Theatre review: In the Vale of Health: Japes

Simon Gray wrote Japes in 2001 as a stand-alone play; the other installments that make up the In the Vale of Health sequence were later additions to the story of its central characters, when he felt the work as performed didn't say everything he wanted to about them. So Japes should be a play I can easily look at in its own right, but the fact that I saw companion piece Michael last week turns out to make a huge difference to how I react to the original. Here we first join the love triangle in the early 1960s: Michael (Jamie Ballard) lives with his brother Japes (Gethin Anthony) in the house they inherited from their parents. He's starting to fall in love with Anita (Laura Rees) and approaches his brother to ask his advice on whether he should propose to her, even though Japes barely knows her.

Or so Michael thinks - Japes and Anita have already begun an affair that will last the rest of their lives.

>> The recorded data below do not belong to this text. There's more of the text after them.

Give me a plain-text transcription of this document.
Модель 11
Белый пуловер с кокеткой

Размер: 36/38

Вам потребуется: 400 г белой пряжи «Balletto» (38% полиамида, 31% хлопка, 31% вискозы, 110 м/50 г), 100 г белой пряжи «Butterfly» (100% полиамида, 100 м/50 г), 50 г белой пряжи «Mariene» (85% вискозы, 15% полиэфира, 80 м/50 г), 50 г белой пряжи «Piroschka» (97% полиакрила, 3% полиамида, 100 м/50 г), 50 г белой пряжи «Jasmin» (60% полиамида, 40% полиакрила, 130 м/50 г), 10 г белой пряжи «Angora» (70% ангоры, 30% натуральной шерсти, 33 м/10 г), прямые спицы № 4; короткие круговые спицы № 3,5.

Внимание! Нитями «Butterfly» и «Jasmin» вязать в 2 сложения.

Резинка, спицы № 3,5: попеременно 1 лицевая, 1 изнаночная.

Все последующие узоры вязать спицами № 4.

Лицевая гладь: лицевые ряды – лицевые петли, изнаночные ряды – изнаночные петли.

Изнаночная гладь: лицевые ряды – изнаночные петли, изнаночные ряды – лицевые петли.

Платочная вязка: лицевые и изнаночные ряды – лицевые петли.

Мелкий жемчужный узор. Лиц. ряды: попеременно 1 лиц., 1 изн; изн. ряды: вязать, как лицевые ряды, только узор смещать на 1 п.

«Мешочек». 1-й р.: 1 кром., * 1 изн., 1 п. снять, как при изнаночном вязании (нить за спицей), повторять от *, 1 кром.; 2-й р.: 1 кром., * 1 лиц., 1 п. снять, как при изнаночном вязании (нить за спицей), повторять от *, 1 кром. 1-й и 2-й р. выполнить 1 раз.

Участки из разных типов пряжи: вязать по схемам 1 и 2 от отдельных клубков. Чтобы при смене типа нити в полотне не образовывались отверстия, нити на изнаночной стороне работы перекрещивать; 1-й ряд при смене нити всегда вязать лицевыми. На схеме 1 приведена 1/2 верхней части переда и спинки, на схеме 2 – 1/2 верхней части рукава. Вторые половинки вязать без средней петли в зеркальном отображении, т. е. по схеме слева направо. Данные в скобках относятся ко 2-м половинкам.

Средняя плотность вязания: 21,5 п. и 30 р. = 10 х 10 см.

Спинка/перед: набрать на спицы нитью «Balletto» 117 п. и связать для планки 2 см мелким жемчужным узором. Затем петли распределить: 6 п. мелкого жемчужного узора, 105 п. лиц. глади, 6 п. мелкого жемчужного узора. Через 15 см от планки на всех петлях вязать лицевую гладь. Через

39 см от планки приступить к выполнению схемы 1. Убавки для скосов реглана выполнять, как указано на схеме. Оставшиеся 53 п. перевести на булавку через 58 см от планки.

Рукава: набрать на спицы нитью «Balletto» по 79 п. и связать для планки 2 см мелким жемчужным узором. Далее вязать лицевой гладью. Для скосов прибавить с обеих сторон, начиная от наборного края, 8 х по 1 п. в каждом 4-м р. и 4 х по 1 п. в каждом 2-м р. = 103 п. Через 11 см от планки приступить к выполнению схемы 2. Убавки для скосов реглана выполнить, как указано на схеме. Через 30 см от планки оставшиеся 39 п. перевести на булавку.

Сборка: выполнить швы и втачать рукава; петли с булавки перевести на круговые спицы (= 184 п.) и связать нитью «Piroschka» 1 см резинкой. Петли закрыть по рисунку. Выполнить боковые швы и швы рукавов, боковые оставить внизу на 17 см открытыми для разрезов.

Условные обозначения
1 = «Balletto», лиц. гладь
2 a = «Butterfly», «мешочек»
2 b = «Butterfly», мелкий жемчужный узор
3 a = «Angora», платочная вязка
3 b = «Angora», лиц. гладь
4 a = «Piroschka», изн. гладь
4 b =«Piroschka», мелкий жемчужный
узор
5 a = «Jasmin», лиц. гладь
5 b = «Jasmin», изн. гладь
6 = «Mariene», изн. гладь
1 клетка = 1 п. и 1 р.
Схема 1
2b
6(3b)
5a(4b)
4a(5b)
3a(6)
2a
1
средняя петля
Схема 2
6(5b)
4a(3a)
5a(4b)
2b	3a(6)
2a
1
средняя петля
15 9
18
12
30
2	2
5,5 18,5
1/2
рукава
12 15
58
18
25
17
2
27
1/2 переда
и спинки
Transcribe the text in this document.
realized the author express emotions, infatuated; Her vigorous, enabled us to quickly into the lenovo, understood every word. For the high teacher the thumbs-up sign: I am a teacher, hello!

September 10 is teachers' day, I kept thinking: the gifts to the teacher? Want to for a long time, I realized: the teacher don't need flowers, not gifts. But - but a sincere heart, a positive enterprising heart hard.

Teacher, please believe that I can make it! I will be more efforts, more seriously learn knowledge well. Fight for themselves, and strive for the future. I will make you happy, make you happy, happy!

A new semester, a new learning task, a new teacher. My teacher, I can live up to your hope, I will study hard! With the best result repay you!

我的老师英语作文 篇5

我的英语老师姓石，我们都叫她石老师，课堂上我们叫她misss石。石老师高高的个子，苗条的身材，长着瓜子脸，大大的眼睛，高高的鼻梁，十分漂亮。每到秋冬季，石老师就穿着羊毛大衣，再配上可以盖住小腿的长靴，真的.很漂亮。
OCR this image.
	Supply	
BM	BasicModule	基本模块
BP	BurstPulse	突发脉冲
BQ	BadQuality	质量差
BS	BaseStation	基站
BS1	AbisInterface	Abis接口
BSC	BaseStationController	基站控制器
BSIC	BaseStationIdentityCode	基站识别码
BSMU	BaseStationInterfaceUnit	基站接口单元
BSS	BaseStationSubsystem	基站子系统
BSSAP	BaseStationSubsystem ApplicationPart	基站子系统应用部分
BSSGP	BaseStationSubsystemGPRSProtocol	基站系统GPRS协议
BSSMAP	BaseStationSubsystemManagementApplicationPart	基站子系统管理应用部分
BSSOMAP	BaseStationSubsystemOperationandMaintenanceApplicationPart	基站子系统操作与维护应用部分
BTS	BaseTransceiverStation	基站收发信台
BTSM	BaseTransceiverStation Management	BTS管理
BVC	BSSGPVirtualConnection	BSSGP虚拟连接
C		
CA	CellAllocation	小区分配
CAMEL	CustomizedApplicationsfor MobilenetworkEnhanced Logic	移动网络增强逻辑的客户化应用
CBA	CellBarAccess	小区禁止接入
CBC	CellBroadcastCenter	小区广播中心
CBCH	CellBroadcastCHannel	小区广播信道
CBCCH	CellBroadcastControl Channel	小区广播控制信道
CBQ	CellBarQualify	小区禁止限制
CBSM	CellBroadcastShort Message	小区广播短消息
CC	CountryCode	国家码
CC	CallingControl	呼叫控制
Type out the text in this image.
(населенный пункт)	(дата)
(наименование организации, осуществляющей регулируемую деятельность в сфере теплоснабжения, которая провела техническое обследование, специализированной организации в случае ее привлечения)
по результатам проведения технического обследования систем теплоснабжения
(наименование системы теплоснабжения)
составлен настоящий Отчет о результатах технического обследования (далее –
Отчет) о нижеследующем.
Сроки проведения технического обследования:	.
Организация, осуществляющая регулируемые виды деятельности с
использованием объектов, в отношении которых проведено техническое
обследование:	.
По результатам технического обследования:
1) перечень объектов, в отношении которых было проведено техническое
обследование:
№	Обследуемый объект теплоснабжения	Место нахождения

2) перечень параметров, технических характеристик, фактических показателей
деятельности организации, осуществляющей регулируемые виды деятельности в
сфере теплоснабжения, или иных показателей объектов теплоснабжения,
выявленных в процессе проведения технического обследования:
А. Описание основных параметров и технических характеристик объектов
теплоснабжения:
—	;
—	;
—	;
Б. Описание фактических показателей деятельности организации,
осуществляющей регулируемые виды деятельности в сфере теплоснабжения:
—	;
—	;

Japes comes in at twice the runtime of Michael, and the reason becomes quickly apparent - the first act of this play could serve as a first act for the one I saw last week. We follow the trio in the later '60s, into the '70s, and see things alluded to in Michael: Notably Japes' decamping to Guyana for an academic career that'll eventually be sunk by his alcoholism. Tamara Harvey's production is strongly acted and intense, and would probably be pretty gripping if I was watching this one first and didn't already know where all this was leading.

The second act, then, is where things should change, as it starts roughly where Michael opened, in the 1980s. We get a different opening scene here to get us up to date but the overall picture is leading in much the same direction as the other play.

And so it proves not only with how things pan out for the central trio, but with the final scene between Michael and his now-adult daughter Wendy (Imogen Doel) in the '90s being almost identical to what I saw last week. The publicity says the play sequence takes the characters to "opposite conclusions" but that's not what we get - nor is it a Norman Conquests-style telling of a story from different points of view, with new information and casting new light each time. It just feels as if Michael is a different draft of Japes' second act. I hope the second half of the tetralogy has some major new revelations to make, and I haven't paid to see the same story told from four imperceptibly different angles.

In the Vale of Health: Japes by Simon Gray is booking in repertory until the 5th of May at Hampstead Theatre Downstairs (returns only,) then transferring to the main stage.

Running time: 2 hours 35 minutes including interval.